[Feature] Support to use fullgraph with eagle (#5118)

### What this PR does / why we need it? We support to use full graph with eagle. Change list: 1. Distinguish between processing graph_params and draft_graph_params in attention_v1. 2. Adapt the full-graph mode in eagle_proposer, include: 1). If use full graph, make Fullgraph Wrapper when load model. 2). Build a new meatadata, set running mode in FULL and mark attention update in dummy_run when in Fullgraph mode. 3). Fixed and fill any attn_metadata, such as attn_metadata.slot_mapping. 4). Add a descriptor. 5). Set running mode and triggered update metadata. 3. Trans is_mtp_model to is_draft_model, and add the update of workspace. NOTE: When set async_scheduling=True, the draft model will enforce execution in eager mode. ### Does this PR introduce _any_ user-facing change? ### How was this patch tested? - vLLM version: v0.12.0 - vLLM main: ad32e3e19c --------- Signed-off-by: anon189Ty <Stari_Falcon@outlook.com> Co-authored-by: Yizhou Liu <liu_yizhou@outlook.com> Co-authored-by: Yizhou <136800916+yiz-liu@users.noreply.github.com>
2025-12-29 09:54:51 +08:00
parent f81cf694b2
commit 3e67e8276c
11 changed files with 348 additions and 103 deletions
--- a/vllm_ascend/worker/model_runner_v1.py
+++ b/vllm_ascend/worker/model_runner_v1.py
@@ -89,8 +89,8 @@ from vllm_ascend.attention.utils import (AscendCommonAttentionMetadata,
 # yapf conflicts with isort for this block
 # yapf: disable
 from vllm_ascend.compilation.acl_graph import (ACLGraphWrapper,
+                                               set_draft_graph_params,
                                               set_graph_params,
-                                               set_mtp_graph_params,
                                               update_attn_dcp_pcp_params,
                                               update_attn_params,
                                               update_mla_attn_dcp_pcp_params,
@@ -1104,7 +1104,8 @@ class NPUModelRunner(GPUModelRunner):
                self.spec_decode_common_attn_metadata is None:
                self.spec_decode_common_attn_metadata = common_attn_metadata
                if self.speculative_config.method in ("eagle", "eagle3") and \
-                        self.vllm_config.compilation_config.cudagraph_mode.has_full_cudagraphs():
+                        (self.vllm_config.speculative_config.enforce_eager \
+                         or self.use_async_scheduling):
                    self.spec_decode_common_attn_metadata = \
                        self.spec_decode_common_attn_metadata.unpadded(
                            total_num_scheduled_tokens, base_num_reqs)

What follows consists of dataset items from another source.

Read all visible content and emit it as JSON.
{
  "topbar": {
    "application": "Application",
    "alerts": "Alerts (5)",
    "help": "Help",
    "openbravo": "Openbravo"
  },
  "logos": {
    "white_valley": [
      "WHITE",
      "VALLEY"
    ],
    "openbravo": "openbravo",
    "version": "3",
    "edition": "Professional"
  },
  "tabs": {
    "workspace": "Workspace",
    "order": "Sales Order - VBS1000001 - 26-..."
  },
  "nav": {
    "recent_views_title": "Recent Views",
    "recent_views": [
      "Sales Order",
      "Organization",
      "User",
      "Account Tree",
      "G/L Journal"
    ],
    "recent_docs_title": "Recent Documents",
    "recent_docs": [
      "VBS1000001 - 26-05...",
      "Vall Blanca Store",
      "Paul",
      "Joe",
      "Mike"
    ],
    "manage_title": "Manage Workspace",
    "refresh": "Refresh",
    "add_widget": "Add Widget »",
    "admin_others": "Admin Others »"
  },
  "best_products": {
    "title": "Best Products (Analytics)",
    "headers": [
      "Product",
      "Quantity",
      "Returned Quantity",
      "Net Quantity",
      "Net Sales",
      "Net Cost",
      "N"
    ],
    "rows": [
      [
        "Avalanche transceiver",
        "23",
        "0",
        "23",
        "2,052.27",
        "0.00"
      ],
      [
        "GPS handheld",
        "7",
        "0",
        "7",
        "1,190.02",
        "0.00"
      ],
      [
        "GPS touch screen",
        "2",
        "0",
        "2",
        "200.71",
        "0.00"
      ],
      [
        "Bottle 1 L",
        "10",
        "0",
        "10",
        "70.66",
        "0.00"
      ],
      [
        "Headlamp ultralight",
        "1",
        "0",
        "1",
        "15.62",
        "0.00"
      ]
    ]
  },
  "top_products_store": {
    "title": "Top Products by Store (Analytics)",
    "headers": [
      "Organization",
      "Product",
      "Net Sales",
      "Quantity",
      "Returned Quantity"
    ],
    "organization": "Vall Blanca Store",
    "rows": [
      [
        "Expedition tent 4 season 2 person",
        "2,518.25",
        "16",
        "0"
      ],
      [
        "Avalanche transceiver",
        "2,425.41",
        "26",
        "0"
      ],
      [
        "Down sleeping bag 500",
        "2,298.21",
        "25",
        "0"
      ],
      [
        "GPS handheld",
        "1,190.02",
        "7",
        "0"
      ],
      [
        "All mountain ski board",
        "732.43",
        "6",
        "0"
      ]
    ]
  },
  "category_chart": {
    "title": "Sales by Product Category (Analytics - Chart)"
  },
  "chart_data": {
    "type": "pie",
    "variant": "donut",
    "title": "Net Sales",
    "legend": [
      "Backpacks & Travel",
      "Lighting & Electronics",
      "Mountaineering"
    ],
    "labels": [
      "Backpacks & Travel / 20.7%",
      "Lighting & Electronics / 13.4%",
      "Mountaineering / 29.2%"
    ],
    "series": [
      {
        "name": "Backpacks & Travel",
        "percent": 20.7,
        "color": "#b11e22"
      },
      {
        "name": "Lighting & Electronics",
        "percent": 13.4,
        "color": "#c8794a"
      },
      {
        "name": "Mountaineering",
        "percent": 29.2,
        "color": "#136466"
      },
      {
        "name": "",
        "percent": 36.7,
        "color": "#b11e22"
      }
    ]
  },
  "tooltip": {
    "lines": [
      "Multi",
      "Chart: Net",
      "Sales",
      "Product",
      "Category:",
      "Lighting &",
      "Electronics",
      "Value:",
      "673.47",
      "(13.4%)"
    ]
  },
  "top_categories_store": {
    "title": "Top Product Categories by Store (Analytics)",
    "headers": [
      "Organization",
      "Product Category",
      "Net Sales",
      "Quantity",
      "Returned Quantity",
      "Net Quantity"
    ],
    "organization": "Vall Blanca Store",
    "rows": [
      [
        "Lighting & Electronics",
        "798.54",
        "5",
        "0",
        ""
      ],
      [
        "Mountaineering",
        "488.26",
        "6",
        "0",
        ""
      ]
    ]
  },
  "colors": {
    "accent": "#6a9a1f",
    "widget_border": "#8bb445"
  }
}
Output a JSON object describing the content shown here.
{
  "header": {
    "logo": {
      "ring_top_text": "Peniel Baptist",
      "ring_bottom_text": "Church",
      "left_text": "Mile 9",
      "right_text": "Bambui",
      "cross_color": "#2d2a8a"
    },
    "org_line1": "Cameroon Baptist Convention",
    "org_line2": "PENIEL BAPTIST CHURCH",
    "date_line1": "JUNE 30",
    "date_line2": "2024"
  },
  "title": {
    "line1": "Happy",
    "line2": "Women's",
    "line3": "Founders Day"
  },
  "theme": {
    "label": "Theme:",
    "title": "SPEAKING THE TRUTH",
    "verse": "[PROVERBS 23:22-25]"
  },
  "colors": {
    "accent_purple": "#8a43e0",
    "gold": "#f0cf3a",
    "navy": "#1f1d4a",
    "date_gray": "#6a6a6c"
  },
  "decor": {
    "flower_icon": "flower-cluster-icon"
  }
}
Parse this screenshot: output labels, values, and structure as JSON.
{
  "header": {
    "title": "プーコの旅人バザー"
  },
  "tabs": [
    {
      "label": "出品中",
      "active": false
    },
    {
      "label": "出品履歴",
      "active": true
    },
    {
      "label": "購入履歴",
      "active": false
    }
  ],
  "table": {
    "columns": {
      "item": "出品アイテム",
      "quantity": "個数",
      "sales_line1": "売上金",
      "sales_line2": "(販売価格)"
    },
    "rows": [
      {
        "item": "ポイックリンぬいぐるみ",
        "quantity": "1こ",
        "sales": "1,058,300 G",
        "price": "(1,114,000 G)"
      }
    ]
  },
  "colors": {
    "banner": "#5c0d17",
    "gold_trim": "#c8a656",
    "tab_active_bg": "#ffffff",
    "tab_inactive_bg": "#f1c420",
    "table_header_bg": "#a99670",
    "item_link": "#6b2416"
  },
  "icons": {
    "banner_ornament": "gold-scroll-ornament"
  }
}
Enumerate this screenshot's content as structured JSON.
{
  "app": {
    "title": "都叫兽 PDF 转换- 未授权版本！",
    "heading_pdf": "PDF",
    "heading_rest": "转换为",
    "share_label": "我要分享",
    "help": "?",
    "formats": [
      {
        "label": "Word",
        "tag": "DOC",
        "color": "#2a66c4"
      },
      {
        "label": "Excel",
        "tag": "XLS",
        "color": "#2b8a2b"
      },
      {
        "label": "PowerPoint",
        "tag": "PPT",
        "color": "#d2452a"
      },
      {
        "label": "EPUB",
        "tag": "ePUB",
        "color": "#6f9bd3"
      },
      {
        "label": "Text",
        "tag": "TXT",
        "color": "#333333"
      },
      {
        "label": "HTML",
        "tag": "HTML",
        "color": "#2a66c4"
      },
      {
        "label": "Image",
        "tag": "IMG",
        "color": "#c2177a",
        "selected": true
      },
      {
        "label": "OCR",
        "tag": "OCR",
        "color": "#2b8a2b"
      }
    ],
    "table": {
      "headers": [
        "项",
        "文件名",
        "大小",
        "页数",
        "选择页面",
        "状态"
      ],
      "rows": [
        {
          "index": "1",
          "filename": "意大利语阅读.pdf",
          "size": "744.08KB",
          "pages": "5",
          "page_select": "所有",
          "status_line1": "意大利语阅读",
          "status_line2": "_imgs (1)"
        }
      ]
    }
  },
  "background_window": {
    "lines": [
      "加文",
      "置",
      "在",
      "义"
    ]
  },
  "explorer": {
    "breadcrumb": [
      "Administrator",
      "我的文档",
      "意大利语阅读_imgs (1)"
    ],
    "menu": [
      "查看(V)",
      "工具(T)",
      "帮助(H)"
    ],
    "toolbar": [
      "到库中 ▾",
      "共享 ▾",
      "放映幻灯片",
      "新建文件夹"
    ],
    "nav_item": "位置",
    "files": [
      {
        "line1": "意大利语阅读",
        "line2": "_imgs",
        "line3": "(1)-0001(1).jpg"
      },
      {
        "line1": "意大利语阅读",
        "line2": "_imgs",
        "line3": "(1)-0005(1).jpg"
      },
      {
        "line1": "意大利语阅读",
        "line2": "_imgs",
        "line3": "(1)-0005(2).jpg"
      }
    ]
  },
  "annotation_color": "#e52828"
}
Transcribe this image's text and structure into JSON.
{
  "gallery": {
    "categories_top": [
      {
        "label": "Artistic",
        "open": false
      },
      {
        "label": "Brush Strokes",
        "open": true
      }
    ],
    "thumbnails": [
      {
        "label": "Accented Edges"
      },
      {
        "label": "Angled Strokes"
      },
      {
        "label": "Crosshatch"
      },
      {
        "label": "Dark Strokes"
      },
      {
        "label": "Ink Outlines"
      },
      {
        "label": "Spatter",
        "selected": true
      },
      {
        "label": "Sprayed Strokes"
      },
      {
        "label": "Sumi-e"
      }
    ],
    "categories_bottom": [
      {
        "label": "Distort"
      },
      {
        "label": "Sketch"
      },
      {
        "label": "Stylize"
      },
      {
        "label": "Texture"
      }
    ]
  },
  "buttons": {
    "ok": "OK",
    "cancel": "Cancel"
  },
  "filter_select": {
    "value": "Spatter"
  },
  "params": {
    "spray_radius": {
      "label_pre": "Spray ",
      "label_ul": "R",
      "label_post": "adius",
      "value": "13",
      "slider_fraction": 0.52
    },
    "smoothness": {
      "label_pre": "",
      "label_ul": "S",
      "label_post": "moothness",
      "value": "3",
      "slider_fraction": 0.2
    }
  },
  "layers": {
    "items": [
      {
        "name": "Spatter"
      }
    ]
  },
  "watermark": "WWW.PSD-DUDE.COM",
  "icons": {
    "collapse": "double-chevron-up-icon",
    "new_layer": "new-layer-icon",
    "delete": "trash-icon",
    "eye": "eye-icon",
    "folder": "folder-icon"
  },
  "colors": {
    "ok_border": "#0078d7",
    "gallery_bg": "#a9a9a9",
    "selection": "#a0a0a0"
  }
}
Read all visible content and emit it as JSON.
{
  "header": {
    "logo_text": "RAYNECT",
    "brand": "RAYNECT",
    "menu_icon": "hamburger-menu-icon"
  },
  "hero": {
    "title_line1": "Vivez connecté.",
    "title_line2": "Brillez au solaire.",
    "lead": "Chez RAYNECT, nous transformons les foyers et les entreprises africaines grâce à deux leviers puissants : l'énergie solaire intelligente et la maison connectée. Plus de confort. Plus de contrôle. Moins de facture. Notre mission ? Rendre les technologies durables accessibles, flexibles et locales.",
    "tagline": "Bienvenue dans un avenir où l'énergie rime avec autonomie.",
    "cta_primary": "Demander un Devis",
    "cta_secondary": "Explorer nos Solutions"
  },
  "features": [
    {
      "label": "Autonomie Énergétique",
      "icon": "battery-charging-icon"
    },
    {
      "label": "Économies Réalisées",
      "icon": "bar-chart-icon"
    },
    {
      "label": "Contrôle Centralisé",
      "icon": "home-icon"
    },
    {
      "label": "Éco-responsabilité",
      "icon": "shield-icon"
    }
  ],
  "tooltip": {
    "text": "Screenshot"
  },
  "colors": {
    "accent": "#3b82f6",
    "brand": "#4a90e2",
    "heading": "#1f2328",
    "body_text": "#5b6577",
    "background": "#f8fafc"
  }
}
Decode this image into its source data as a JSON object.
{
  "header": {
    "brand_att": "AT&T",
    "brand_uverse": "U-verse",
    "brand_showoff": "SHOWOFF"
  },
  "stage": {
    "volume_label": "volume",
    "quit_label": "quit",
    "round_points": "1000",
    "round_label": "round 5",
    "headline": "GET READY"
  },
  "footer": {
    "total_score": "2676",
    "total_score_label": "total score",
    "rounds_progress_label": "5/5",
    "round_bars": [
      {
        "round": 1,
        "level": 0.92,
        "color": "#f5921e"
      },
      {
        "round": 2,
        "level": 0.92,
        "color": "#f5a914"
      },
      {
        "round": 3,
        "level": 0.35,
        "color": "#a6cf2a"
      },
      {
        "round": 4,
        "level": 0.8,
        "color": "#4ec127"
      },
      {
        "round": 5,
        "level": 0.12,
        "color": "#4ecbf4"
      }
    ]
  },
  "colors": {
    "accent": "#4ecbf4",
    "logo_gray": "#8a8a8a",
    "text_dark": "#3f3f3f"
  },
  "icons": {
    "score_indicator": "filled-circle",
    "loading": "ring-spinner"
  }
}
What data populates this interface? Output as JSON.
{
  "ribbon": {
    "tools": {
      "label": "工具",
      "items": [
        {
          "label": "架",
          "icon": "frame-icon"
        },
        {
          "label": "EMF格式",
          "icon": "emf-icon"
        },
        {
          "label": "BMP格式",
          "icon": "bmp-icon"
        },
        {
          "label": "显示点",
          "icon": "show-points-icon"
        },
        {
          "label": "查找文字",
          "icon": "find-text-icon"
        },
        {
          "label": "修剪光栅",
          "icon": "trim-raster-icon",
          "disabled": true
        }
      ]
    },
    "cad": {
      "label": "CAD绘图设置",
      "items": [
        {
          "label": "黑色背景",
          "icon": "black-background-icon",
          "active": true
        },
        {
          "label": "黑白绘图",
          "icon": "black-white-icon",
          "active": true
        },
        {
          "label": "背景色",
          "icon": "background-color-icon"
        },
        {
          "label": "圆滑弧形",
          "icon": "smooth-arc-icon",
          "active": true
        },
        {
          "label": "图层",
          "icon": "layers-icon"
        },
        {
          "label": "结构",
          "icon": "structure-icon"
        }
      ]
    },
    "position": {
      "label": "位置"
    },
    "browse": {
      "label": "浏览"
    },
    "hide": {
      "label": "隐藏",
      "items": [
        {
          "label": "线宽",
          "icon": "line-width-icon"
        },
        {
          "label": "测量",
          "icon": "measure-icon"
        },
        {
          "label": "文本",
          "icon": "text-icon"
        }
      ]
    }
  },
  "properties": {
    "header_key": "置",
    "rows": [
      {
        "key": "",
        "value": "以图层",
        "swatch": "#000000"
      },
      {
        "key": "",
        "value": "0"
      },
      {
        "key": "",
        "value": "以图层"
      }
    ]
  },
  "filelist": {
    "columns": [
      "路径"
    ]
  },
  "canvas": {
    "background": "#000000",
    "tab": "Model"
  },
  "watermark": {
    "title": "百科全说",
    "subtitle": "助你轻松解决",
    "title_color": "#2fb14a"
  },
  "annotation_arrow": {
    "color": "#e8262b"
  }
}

@@ -2916,7 +2917,7 @@ class NPUModelRunner(GPUModelRunner):
        # we set the graph params right before initializing the keys.
        set_graph_params(self.cudagraph_batch_sizes)
        if self.speculative_config:
-            set_mtp_graph_params(self.cudagraph_batch_sizes)
+            set_draft_graph_params(self.cudagraph_batch_sizes)

        self.cudagraph_dispatcher.initialize_cudagraph_keys(
            self.compilation_config.cudagraph_mode,